Ground Beef Bulgogi Plate

This ground beef Bulgogi plate is a super easy and quick meal yet looks and tastes like a dish from a restaurant! You can use ground beef or cut up pieces of beef (steak) for this recipe. I love how versatile this dish is, everyone gets to build their own perfect plate.
Prep Time 15 mins
Cook Time 20 mins
Total Time 35 mins
Course Main Course
Cuisine Korean
Servings 4

Ingredients
  

  • 1 LB Ground Beef
  • 4-5 Carrots peeled, cut into thick matchsticks
  • 1/2 Cup Korean BBQ Bulgogi Sauce from the Asian market
  • 1/4 Cup Soy Sauce
  • 1 tsp Sesame Oil
  • 1 Bunch Cilantro finely chopped
  • 1 Bunch Scallions finely chopped
  • 2 Cups Jasmine Rice cooked according to package instructions
  • 4 TBS Olive Oil divided, for cooking
  • Korean Gochujang Brown Rice Red Pepper Paste from the Asian Market, optional, for serving

Instructions
 

  • Chop up the carrots into large matchstick pieces, toss on a baking sheet with 3 TBS olive oil and salt to taste.

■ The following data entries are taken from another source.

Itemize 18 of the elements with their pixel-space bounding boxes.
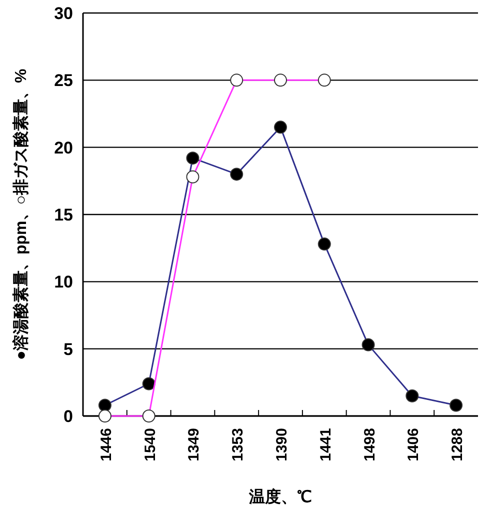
x-tick-label: 1446 bbox=[98, 428, 115, 462]
y-axis-title: ●溶湯酸素量、ppm、○排ガス酸素量、% bbox=[11, 68, 30, 360]
y-tick-label: 10 bbox=[54, 272, 73, 292]
y-tick-label: 5 bbox=[64, 340, 73, 359]
x-tick-label: 1390 bbox=[274, 428, 290, 462]
y-tick-label: 30 bbox=[54, 4, 73, 23]
x-tick-label: 1441 bbox=[317, 428, 334, 462]
x-axis-title: 温度、℃ bbox=[248, 487, 312, 506]
x-tick-label: 1288 bbox=[449, 428, 466, 462]
x-tick-label: 1349 bbox=[186, 428, 203, 462]
y-tick-label: 15 bbox=[54, 206, 73, 224]
y-tick-label: 25 bbox=[54, 71, 73, 90]
x-tick-label: 1498 bbox=[361, 428, 378, 462]
x-tick-label: 1353 bbox=[230, 428, 247, 462]
y-tick-label: 20 bbox=[54, 138, 73, 158]
x-tick-label: 1406 bbox=[405, 428, 422, 462]
y-tick-label: 0 bbox=[64, 407, 73, 426]
x-tick-label: 1540 bbox=[142, 428, 159, 462]
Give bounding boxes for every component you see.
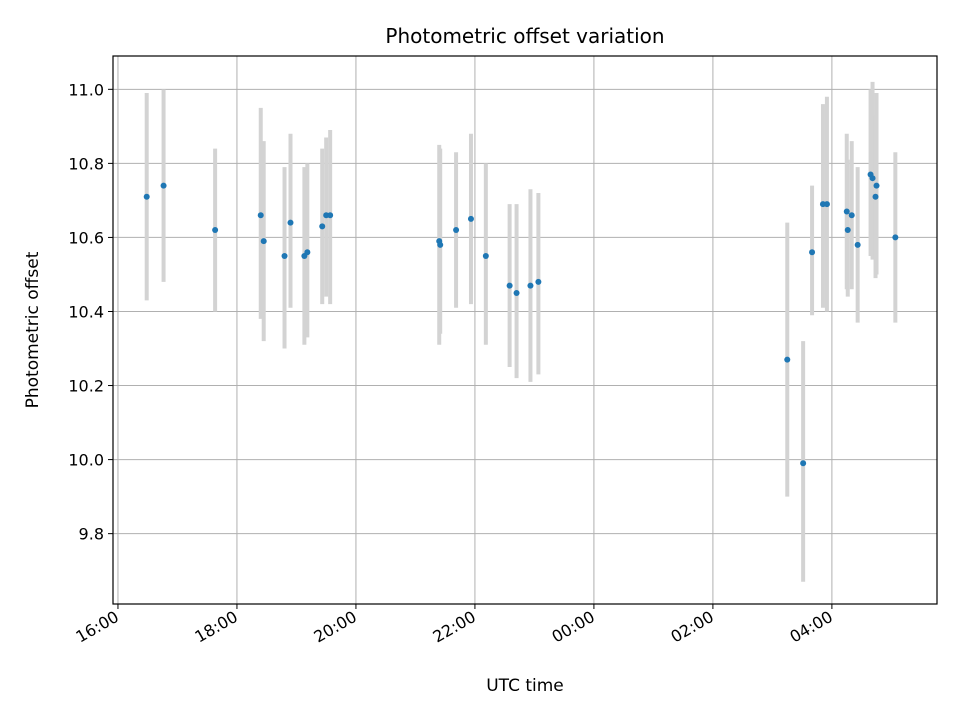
y-tick-label: 10.8 — [68, 154, 104, 173]
y-tick-label: 10.0 — [68, 451, 104, 470]
data-point — [873, 182, 880, 189]
y-tick-label: 11.0 — [68, 80, 104, 99]
data-point — [287, 219, 294, 226]
data-point — [467, 215, 474, 222]
data-point — [784, 356, 791, 363]
data-point — [892, 234, 899, 241]
data-point — [257, 212, 264, 219]
data-point — [848, 212, 855, 219]
data-point — [304, 249, 311, 256]
y-axis-label: Photometric offset — [23, 251, 43, 408]
y-tick-label: 10.4 — [68, 302, 104, 321]
data-point — [437, 241, 444, 248]
data-point — [844, 227, 851, 234]
data-point — [319, 223, 326, 230]
data-point — [513, 289, 520, 296]
y-tick-label: 10.2 — [68, 377, 104, 396]
data-point — [843, 208, 850, 215]
data-point — [535, 278, 542, 285]
data-point — [160, 182, 167, 189]
data-point — [854, 241, 861, 248]
data-point — [823, 201, 830, 208]
grid — [113, 56, 937, 604]
data-point — [800, 460, 807, 467]
data-point — [453, 227, 460, 234]
plot-frame — [112, 55, 938, 605]
x-axis-label: UTC time — [486, 676, 564, 696]
data-point — [327, 212, 334, 219]
data-points — [143, 171, 899, 467]
data-point — [506, 282, 513, 289]
data-point — [527, 282, 534, 289]
y-tick-label: 10.6 — [68, 228, 104, 247]
data-point — [212, 227, 219, 234]
data-point — [143, 193, 150, 200]
data-point — [482, 252, 489, 259]
data-point — [260, 238, 267, 245]
data-point — [809, 249, 816, 256]
data-point — [281, 252, 288, 259]
chart-title: Photometric offset variation — [385, 24, 664, 48]
y-axis-ticks: 9.8 10.0 10.2 10.4 10.6 10.8 11.0 — [68, 80, 113, 544]
y-tick-label: 9.8 — [79, 525, 104, 544]
data-point — [869, 175, 876, 182]
data-point — [872, 193, 879, 200]
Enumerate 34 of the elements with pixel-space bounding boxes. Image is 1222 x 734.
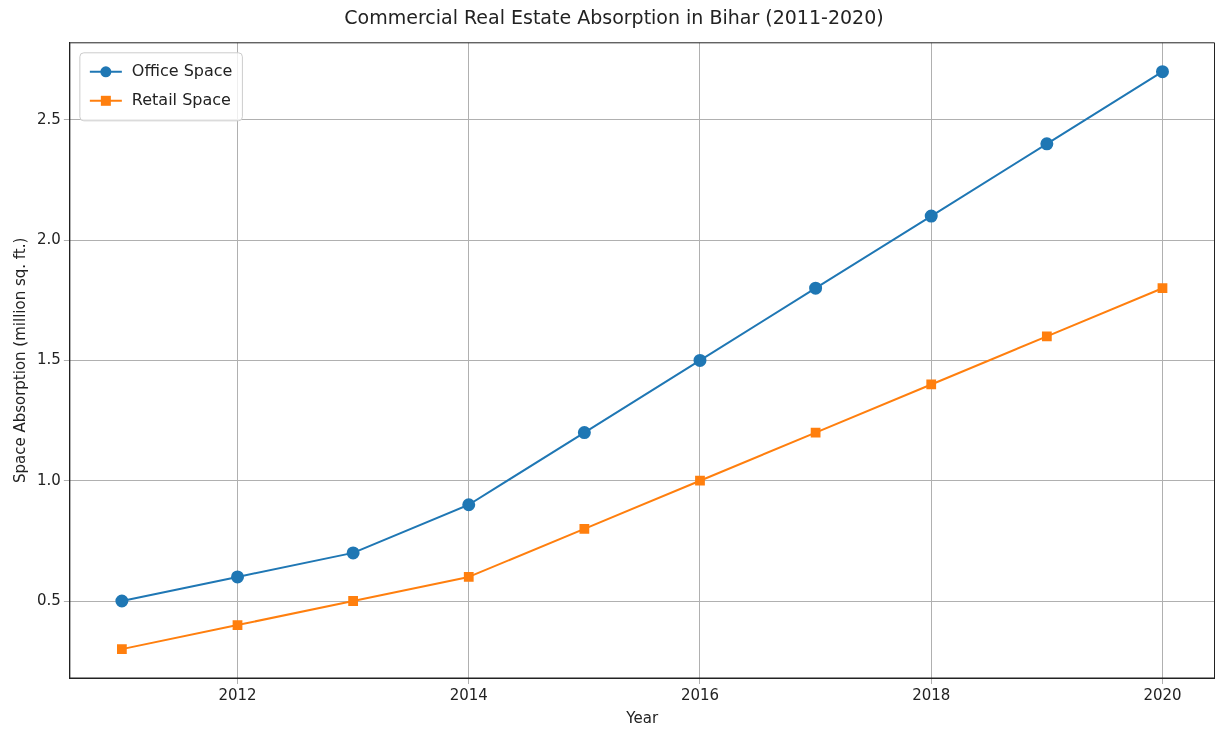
x-tick-label: 2018	[912, 685, 951, 704]
point	[1041, 331, 1052, 342]
point	[348, 596, 359, 606]
point	[695, 475, 705, 486]
legend-label: Retail Space	[131, 89, 231, 109]
point	[115, 594, 129, 608]
y-tick-label: 2.0	[37, 229, 61, 248]
point	[1157, 283, 1168, 294]
point	[579, 523, 590, 534]
x-tick-label: 2016	[680, 685, 720, 704]
legend-label: Office Space	[131, 60, 233, 80]
point	[577, 426, 591, 440]
y-tick-label: 1.5	[37, 350, 61, 369]
x-tick-label: 2014	[449, 685, 488, 704]
point	[117, 644, 127, 655]
point	[463, 572, 474, 582]
x-tick-label: 2012	[218, 685, 257, 704]
point	[346, 546, 360, 560]
y-axis-title: Space Absorption (million sq. ft.)	[10, 237, 29, 484]
point	[809, 281, 823, 295]
point	[462, 498, 476, 512]
y-tick-label: 1.0	[37, 470, 61, 489]
point	[926, 379, 937, 390]
chart-title: Commercial Real Estate Absorption in Bihar (2011-2020)	[344, 6, 884, 29]
point	[1040, 137, 1054, 151]
y-tick-label: 0.5	[37, 590, 61, 609]
y-tick-label: 2.5	[37, 109, 61, 128]
x-axis-title: Year	[625, 708, 659, 727]
point	[1155, 65, 1169, 79]
point	[231, 570, 245, 584]
x-tick-label: 2020	[1143, 685, 1182, 704]
point	[924, 209, 938, 223]
point	[232, 620, 243, 630]
point	[693, 353, 707, 367]
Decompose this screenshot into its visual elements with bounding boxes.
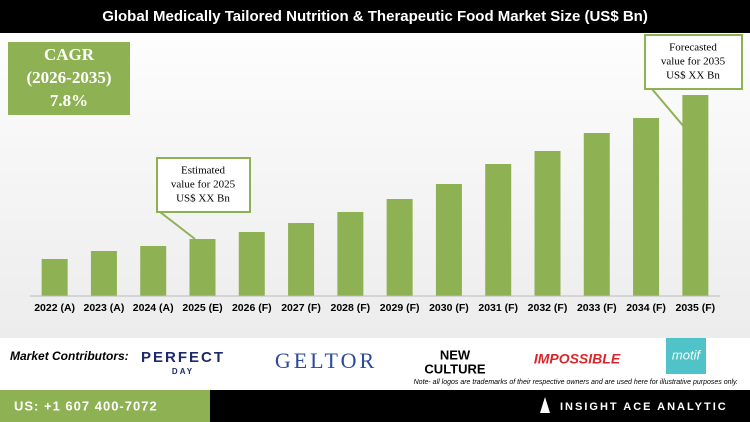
logo: DAY <box>172 367 194 376</box>
callout-connector <box>159 211 196 240</box>
contributors-strip <box>0 338 750 390</box>
logo: PERFECT <box>141 349 225 366</box>
x-tick-label: 2026 (F) <box>232 302 272 314</box>
logo-background <box>666 338 706 374</box>
cagr-label: CAGR <box>44 45 95 64</box>
callout-connector <box>651 88 686 129</box>
brand-icon <box>540 397 550 413</box>
x-tick-label: 2023 (A) <box>83 302 124 314</box>
cagr-value: 7.8% <box>50 91 88 110</box>
callout-text: US$ XX Bn <box>176 193 230 205</box>
cagr-period: (2026-2035) <box>27 68 112 87</box>
bar <box>682 95 709 296</box>
bar <box>583 133 610 296</box>
title-bar <box>0 0 750 33</box>
bar <box>41 259 68 296</box>
bar <box>485 164 512 296</box>
bar <box>189 239 216 296</box>
bar <box>337 212 364 296</box>
bar <box>386 199 413 296</box>
callout-box <box>156 157 251 213</box>
x-tick-label: 2032 (F) <box>528 302 568 314</box>
phone-box <box>0 390 210 422</box>
callout-text: US$ XX Bn <box>666 70 720 82</box>
bar <box>90 251 117 296</box>
logo: IMPOSSIBLE <box>534 351 621 367</box>
x-tick-label: 2025 (E) <box>182 302 222 314</box>
bar <box>288 223 315 296</box>
callout-text: value for 2035 <box>661 56 726 68</box>
plot: 2022 (A) 2023 (A) 2024 (A) 2025 (E) 2026 (F)… <box>30 95 720 314</box>
x-tick-label: 2034 (F) <box>626 302 666 314</box>
x-tick-label: 2027 (F) <box>281 302 321 314</box>
x-tick-label: 2031 (F) <box>478 302 518 314</box>
bar <box>534 151 561 296</box>
phone: US: +1 607 400-7072 <box>14 398 158 413</box>
callout-text: value for 2025 <box>171 179 236 191</box>
disclaimer: Note- all logos are trademarks of their … <box>414 379 738 386</box>
callout-box <box>644 34 743 90</box>
logo: CULTURE <box>424 361 485 376</box>
bar <box>633 118 660 296</box>
brand: INSIGHT ACE ANALYTIC <box>560 401 728 413</box>
x-tick-label: 2035 (F) <box>676 302 716 314</box>
logo: motif <box>672 347 702 362</box>
cagr-box <box>8 42 130 115</box>
x-tick-label: 2024 (A) <box>133 302 174 314</box>
x-tick-label: 2028 (F) <box>331 302 371 314</box>
callout-text: Forecasted <box>669 42 717 54</box>
callout-text: Estimated <box>181 165 225 177</box>
x-tick-label: 2029 (F) <box>380 302 420 314</box>
contributors-label: Market Contributors: <box>10 349 129 363</box>
brand-bar <box>210 390 750 422</box>
bar <box>140 246 167 296</box>
logo: NEW <box>440 347 471 362</box>
bar <box>238 232 265 296</box>
x-tick-label: 2033 (F) <box>577 302 617 314</box>
x-tick-label: 2022 (A) <box>34 302 75 314</box>
chart-title: Global Medically Tailored Nutrition & Th… <box>102 8 648 25</box>
logo: GELTOR <box>275 348 377 373</box>
bar <box>435 184 462 296</box>
x-tick-label: 2030 (F) <box>429 302 469 314</box>
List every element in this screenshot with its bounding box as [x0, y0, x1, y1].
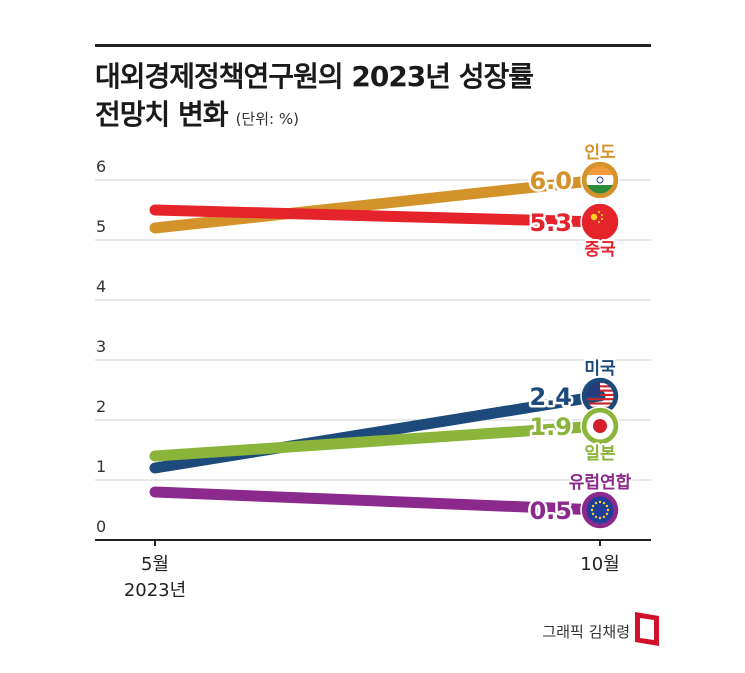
value-label-halo: 2.4 — [529, 383, 572, 411]
x-tick-label: 10월 — [580, 554, 619, 575]
series-line-china — [149, 204, 606, 228]
x-tick-year-label: 2023년 — [124, 580, 186, 601]
series-line-india — [149, 174, 606, 234]
y-tick-label: 2 — [96, 397, 106, 416]
y-tick-label: 0 — [96, 517, 106, 536]
series-name-label: 미국 — [584, 359, 616, 379]
value-label-halo: 1.9 — [529, 413, 572, 441]
series-line-eu — [149, 486, 606, 516]
series-name-halo: 중국 — [584, 240, 616, 260]
value-label: 1.9 — [529, 413, 572, 441]
value-label: 0.5 — [529, 497, 572, 525]
series-name-label: 인도 — [584, 143, 616, 163]
value-label: 6.0 — [529, 167, 572, 195]
china-flag-icon — [580, 202, 620, 242]
series-line-japan — [149, 420, 606, 462]
value-label-halo: 6.0 — [529, 167, 572, 195]
value-label-halo: 0.5 — [529, 497, 572, 525]
title-line-2-text: 전망치 변화 — [95, 98, 229, 131]
japan-flag-icon — [580, 406, 620, 446]
value-label: 5.3 — [529, 209, 572, 237]
india-flag-icon — [580, 160, 620, 200]
y-tick-label: 3 — [96, 337, 106, 356]
credit: 그래픽 김채령 — [542, 623, 630, 641]
series-name-halo: 일본 — [584, 444, 616, 464]
chart-title: 대외경제정책연구원의 2023년 성장률 전망치 변화 (단위: %) — [95, 58, 534, 138]
series-name-halo: 유럽연합 — [569, 472, 632, 493]
y-tick-label: 5 — [96, 217, 106, 236]
title-line-2: 전망치 변화 (단위: %) — [95, 96, 533, 138]
top-rule — [95, 44, 651, 47]
y-tick-label: 4 — [96, 277, 106, 296]
series-name-label: 유럽연합 — [569, 472, 632, 493]
unit-label: (단위: %) — [235, 110, 299, 128]
y-tick-label: 1 — [96, 457, 106, 476]
eu-flag-icon — [580, 490, 620, 530]
series-name-label: 중국 — [584, 240, 616, 260]
x-tick-label: 5월 — [141, 554, 169, 575]
series-name-label: 일본 — [584, 444, 616, 464]
series-name-halo: 미국 — [584, 359, 616, 379]
title-line-1: 대외경제정책연구원의 2023년 성장률 — [95, 60, 534, 93]
value-label: 2.4 — [529, 383, 572, 411]
series-name-halo: 인도 — [584, 143, 616, 163]
logo-icon — [635, 612, 659, 646]
value-label-halo: 5.3 — [529, 209, 572, 237]
y-tick-label: 6 — [96, 157, 106, 176]
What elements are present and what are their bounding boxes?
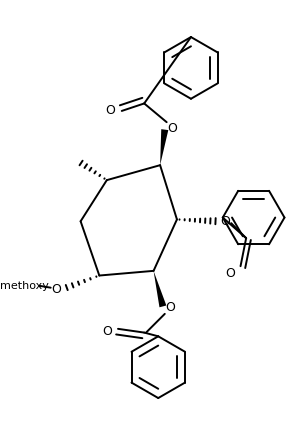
- Text: O: O: [167, 122, 177, 135]
- Text: methoxy: methoxy: [0, 281, 49, 291]
- Text: O: O: [221, 215, 230, 228]
- Text: O: O: [51, 283, 61, 296]
- Text: O: O: [106, 104, 115, 117]
- Text: O: O: [225, 267, 235, 280]
- Polygon shape: [154, 271, 166, 307]
- Polygon shape: [160, 129, 168, 165]
- Text: O: O: [166, 301, 175, 314]
- Text: O: O: [102, 325, 112, 338]
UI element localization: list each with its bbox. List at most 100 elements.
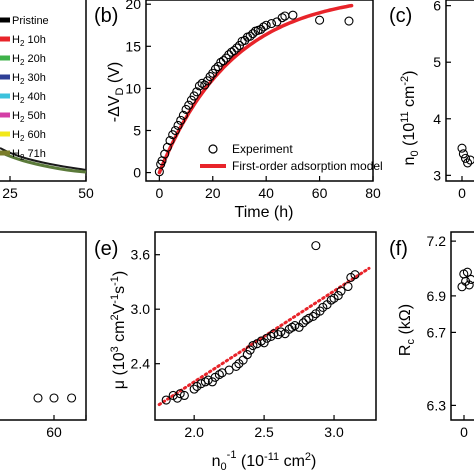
panel-f-data-point [462, 267, 472, 277]
panel-b-data-point [288, 10, 298, 20]
panel-e-data-point [350, 270, 360, 280]
panel-b-data-point [280, 11, 290, 21]
panel-e-data-point [269, 329, 279, 339]
panel-e-x-tick-label-1: 2.5 [254, 424, 274, 440]
panel-c-data-point [460, 153, 471, 163]
panel-e-data-point [224, 365, 234, 375]
panel-b-data-point [277, 13, 287, 23]
panel-c-axes [445, 0, 474, 182]
panel-e-fit-line [157, 266, 371, 407]
panel-e-data-point [311, 241, 321, 251]
panel-e-data-point [179, 390, 189, 401]
panel-b-axes [145, 0, 374, 182]
panel-f-y-tick-label-0: 6.3 [427, 397, 447, 413]
panel-b-points [154, 10, 354, 177]
panel-a-axes [0, 0, 87, 182]
panel-b-data-point [184, 100, 194, 110]
panel-d-axes [0, 231, 87, 421]
panel-e-data-point [301, 315, 311, 325]
panel-e-data-point [245, 345, 255, 355]
panel-b-data-point [170, 125, 180, 136]
panel-b-data-point [178, 110, 188, 120]
panel-b-x-tick-label-4: 80 [365, 185, 381, 201]
panel-f: (f) Rc (kΩ) 6.3 6.7 6.9 7.2 0 [389, 231, 474, 440]
legend-a-label-5: H2 50h [12, 110, 46, 124]
panel-e-data-point [276, 327, 286, 337]
panel-a: Pristine H2 10h H2 20h H2 30h H2 40h H2 50h H2… [0, 0, 94, 201]
panel-c-y-tick-label-1: 4 [433, 111, 441, 127]
panel-b-x-tick-label-3: 60 [312, 185, 328, 201]
panel-e-data-point [290, 320, 300, 331]
panel-b-data-point [266, 19, 277, 29]
panel-d-data-point [67, 393, 77, 403]
panel-f-label: (f) [389, 238, 408, 260]
panel-c-points [457, 143, 474, 168]
panel-e-data-point [189, 384, 199, 394]
panel-c-data-point [463, 158, 473, 168]
panel-e-y-axis-label: μ (103 cm2V-1s-1) [109, 271, 128, 389]
panel-a-x-ticks: 25 50 [2, 176, 94, 201]
panel-e-data-point [336, 286, 346, 296]
panel-b-data-point [210, 64, 220, 74]
panel-b-y-tick-label-2: 10 [125, 80, 141, 96]
panel-b-ticks: 0 20 40 60 80 0 5 10 15 20 [125, 0, 381, 201]
legend-a-label-7: H2 71h [12, 148, 46, 162]
panel-e-label: (e) [94, 238, 118, 260]
panel-f-y-tick-label-3: 7.2 [427, 233, 447, 249]
panel-e-points [161, 241, 360, 405]
panel-e-data-point [248, 340, 258, 351]
panel-b-data-point [261, 20, 271, 30]
panel-e-data-point [207, 377, 217, 387]
panel-f-y-tick-label-2: 6.9 [427, 288, 447, 304]
panel-b-y-tick-label-0: 0 [133, 165, 141, 181]
panel-e-data-point [256, 336, 266, 346]
panel-e-data-point [273, 330, 283, 340]
legend-experiment-label: Experiment [232, 142, 293, 156]
panel-c-data-point [457, 143, 467, 153]
panel-a-legend: Pristine H2 10h H2 20h H2 30h H2 40h H2 50h H2… [0, 15, 49, 162]
panel-a-x-tick-label-1: 50 [78, 185, 94, 201]
panel-e-axes [154, 231, 377, 421]
panel-b-data-point [218, 56, 228, 66]
panel-e-y-tick-label-0: 2.4 [131, 356, 151, 372]
panel-d-data-point [33, 393, 43, 403]
panel-b-data-point [197, 78, 207, 88]
panel-e-y-tick-label-2: 3.6 [131, 247, 151, 263]
legend-a-label-1: H2 10h [12, 34, 46, 48]
panel-b-data-point [315, 15, 325, 25]
panel-e-data-point [242, 350, 252, 360]
panel-b-x-tick-label-0: 0 [155, 185, 163, 201]
panel-e-data-point [298, 318, 308, 328]
panel-e-x-tick-label-0: 2.0 [184, 424, 204, 440]
panel-b-y-tick-label-3: 15 [125, 38, 141, 54]
panel-e-data-point [343, 281, 353, 292]
panel-f-axes [450, 231, 474, 421]
legend-experiment-marker [208, 144, 218, 154]
panel-e-data-point [287, 322, 297, 332]
panel-f-points [457, 267, 474, 292]
panel-b-data-point [192, 87, 202, 97]
panel-b-data-point [272, 17, 282, 27]
panel-c-label: (c) [389, 5, 412, 27]
panel-b-data-point [344, 16, 354, 26]
panel-e-data-point [196, 379, 206, 389]
panel-e-data-point [333, 291, 343, 301]
panel-f-data-point [464, 280, 474, 290]
panel-e-data-point [266, 331, 276, 341]
panel-e-data-point [200, 377, 210, 387]
panel-f-y-tick-label-1: 6.7 [427, 324, 447, 340]
panel-e-ticks: 2.0 2.5 3.0 2.4 3.0 3.6 [131, 247, 344, 440]
panel-c-x-tick-label-0: 0 [458, 185, 466, 201]
panel-b-label: (b) [94, 5, 118, 27]
panel-e-data-point [161, 395, 171, 405]
panel-f-x-tick-label-0: 0 [460, 424, 468, 440]
panel-b-x-tick-label-1: 20 [205, 185, 221, 201]
panel-b-y-tick-label-1: 5 [133, 122, 141, 138]
legend-a-label-6: H2 60h [12, 129, 46, 143]
panel-b-x-tick-label-2: 40 [258, 185, 274, 201]
panel-c-y-axis-label: n0 (1011 cm-2) [399, 71, 421, 166]
panel-b: (b) Time (h) -ΔVD (V) 0 20 40 60 8005101520 … [94, 0, 383, 221]
panel-b-y-tick-label-4: 20 [125, 0, 141, 12]
panel-d-points [33, 393, 77, 403]
panel-d-ticks: 60 [46, 415, 87, 440]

Bake on 400 degrees for 20-30 mins, until carrots are soft. Meanwhile move on to next steps!
  • Cook 2 Cups Jasmine rice according to package instructions. Cover and set aside.
  • In a large frying pan, on medium heat, add 1 TBS olive oil then add the ground beef. When the ground beef is almost done cooking, add Korean BBQ Bulgogi sauce, Soy sauce, and Sesame oil. Cook until the ground beef is well cooked through. Cover with lid and set aside.
  • Finely chop 1 bunch cilantro and 1 bunch scallions. Put both into a plate. These will be served on the side as garnishes to serve the Bulgogi with.
  • Serve everything on the table and everyone can build their own perfect Bulgogi plate! This is not only a fun way to serve Bulgogi but makes storing leftovers easy too. I add 1 tsp of the Gochujang paste (for a spicy kick, totally optional) and mix everything together for the perfect Bulgogi plate!